Fuat membuat adegan mereka terkesan lain di mata Can. Bahkan, ia berdiri tegang melihat Can menatap tajam Emine dengan memasukkan kedua tangan ke dalam saku celana. “Jadi, semua ucapanmu hanya kebohongan belaka, Emine?”

Napas Can memburu, tapi ia tengah menenangkan diri. Sekalipun beberapa kali rahangnya begitu mengetat melihat bibir pria asing itu bersarang sejenak di kening Emine.

“Ada yang salah dari sikapnya?”

Can terpaku, sedikit membeliak mendapati pertanyaan balik Emine.

Tubuh kaku tadi berubah rileks. Bahkan, ia memperlihatkan senyum kecil yang terkesan meremehkan. “Lebih tepatnya, dia adalah mantan kekasihku.”

“Dia datang untuk terus memintaku kembali. Setidaknya, dia adalah pria pertama yang membuatku jatuh cinta. Karena dengan putusnya hubungan kami berdua, bukan berarti aku bisa melupakan dia seutuhnya.”

Can mendengkus pelan. Ia merasa tidak menyangka dengan balasan Emine. “Maksudmu, sudah diputuskan tapi masih berharap bisa kembali dengannya?”

“Kenapa? Memangnya tidak boleh?”

Sentilan kecil itu terasa di hati Can.

Emine mengedik santai. “Aku belum bisa melupakan dia secara sempurna. Wajar saja jika ucapanku masih bimbang menjawab pertanyaanmu.”

Perempuan itu melirik jam tangannya. “Can, sepertinya aku melewatkan pesananmu!” Emine menatap tajam jarum jam yang tertunjuk.

Ia lupa dan membuat perempuan itu panik.

Salahkan kekesalannya pada Fuat dan gerakan tidak terduga pria itu.
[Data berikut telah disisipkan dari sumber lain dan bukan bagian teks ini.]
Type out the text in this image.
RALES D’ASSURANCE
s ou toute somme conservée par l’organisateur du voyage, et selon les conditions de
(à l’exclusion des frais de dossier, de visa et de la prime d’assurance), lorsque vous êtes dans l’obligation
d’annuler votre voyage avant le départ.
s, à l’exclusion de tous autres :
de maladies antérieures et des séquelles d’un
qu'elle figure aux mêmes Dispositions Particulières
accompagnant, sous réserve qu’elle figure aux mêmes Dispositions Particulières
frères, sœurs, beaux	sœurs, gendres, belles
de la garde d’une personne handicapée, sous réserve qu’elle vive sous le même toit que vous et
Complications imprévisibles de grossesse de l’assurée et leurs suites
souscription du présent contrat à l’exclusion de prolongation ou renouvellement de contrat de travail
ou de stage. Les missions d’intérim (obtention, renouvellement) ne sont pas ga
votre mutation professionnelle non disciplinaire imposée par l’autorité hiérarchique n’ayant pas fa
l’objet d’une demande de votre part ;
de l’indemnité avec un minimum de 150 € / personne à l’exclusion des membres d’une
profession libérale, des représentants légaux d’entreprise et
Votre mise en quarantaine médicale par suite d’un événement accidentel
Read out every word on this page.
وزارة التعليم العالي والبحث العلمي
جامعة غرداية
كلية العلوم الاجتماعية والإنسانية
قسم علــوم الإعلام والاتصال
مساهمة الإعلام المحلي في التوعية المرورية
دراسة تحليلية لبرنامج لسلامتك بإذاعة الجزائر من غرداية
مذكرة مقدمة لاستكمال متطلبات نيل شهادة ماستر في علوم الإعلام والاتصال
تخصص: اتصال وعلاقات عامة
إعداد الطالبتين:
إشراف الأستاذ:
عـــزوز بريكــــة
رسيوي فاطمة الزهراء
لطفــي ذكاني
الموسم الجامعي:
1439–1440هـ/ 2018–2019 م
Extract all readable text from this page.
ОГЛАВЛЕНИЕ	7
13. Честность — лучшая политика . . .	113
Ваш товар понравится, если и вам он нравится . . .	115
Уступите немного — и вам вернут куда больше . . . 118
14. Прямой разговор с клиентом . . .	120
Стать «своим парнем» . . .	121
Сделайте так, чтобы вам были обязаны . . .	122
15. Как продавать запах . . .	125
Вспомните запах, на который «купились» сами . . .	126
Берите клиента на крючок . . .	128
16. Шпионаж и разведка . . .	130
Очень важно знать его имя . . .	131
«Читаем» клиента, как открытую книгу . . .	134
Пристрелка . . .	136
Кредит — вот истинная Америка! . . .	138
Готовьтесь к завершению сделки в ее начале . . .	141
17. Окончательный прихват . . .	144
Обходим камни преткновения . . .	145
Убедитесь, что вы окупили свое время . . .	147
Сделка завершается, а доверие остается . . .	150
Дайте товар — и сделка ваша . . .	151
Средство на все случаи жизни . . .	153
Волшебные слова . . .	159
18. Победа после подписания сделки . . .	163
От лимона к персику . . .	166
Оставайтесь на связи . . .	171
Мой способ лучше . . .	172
Bahkan, ia harus bersandiwara dengan mendadak tanpa persiapan.

“Kau juga akan menghadiri rapat tidak sampai dua jam lagi,” tambah Emine dan bergegas melewati Can, berniat kembali ke meja kerjanya.

Namun, Emine meringis saat cekalan tangannya begitu kuat digenggam Can. Ia membeliak, terseok ketika Can menariknya menuju mobil Can yang terparkir lebih dekat dengan lobi. “Can?! Kita ingin ke mana?!”

“Masuk,” titah Can membuka pintu mobil untuk Emine.

Perempuan itu tertegun melihat sorot dingin Can.

Ia segera masuk dengan perasaan takut, khawatir dan mengembalikan ingatan Emine tentang beberapa menit lalu. Apa ia sangat keterlaluan dalam berbicara?

Jemari kedua tangan Emine tertaut di atas pangkuan. Gemuruh dalam dadanya terasa kuat saat tidak ada percakapan yang ia ataupun Can lontarkan. Suasana hening semakin membuat Emine gelisah.

“Ho-tel?”

Emine menoleh cepat ke arah Can. “Can? Kenapa kau membawaku ke mari?”

“Tidak sampai dua jam lagi kita akan menghadiri rapat.”

Kedua tangan Can mengenggam erat stir mobil. Ia menulikan indera pendengaran, memilih segera memarkirkan rapi SUV lain yang kerap ia minta parkir di parkiran dekat lobi, jika tidak di antar sopir.

“Can?”

Emine merasa tenggorokannya tercekat. Pria itu tidak menjawab pertanyaan ataupun panggilannya. Can memilih keluar, lalu membuka pintu mobil untuk Emine. “Ikut denganku.”

Ia merasakan tubuhnya bergetar saat tatapan dingin Can terus saja terpatri di sana.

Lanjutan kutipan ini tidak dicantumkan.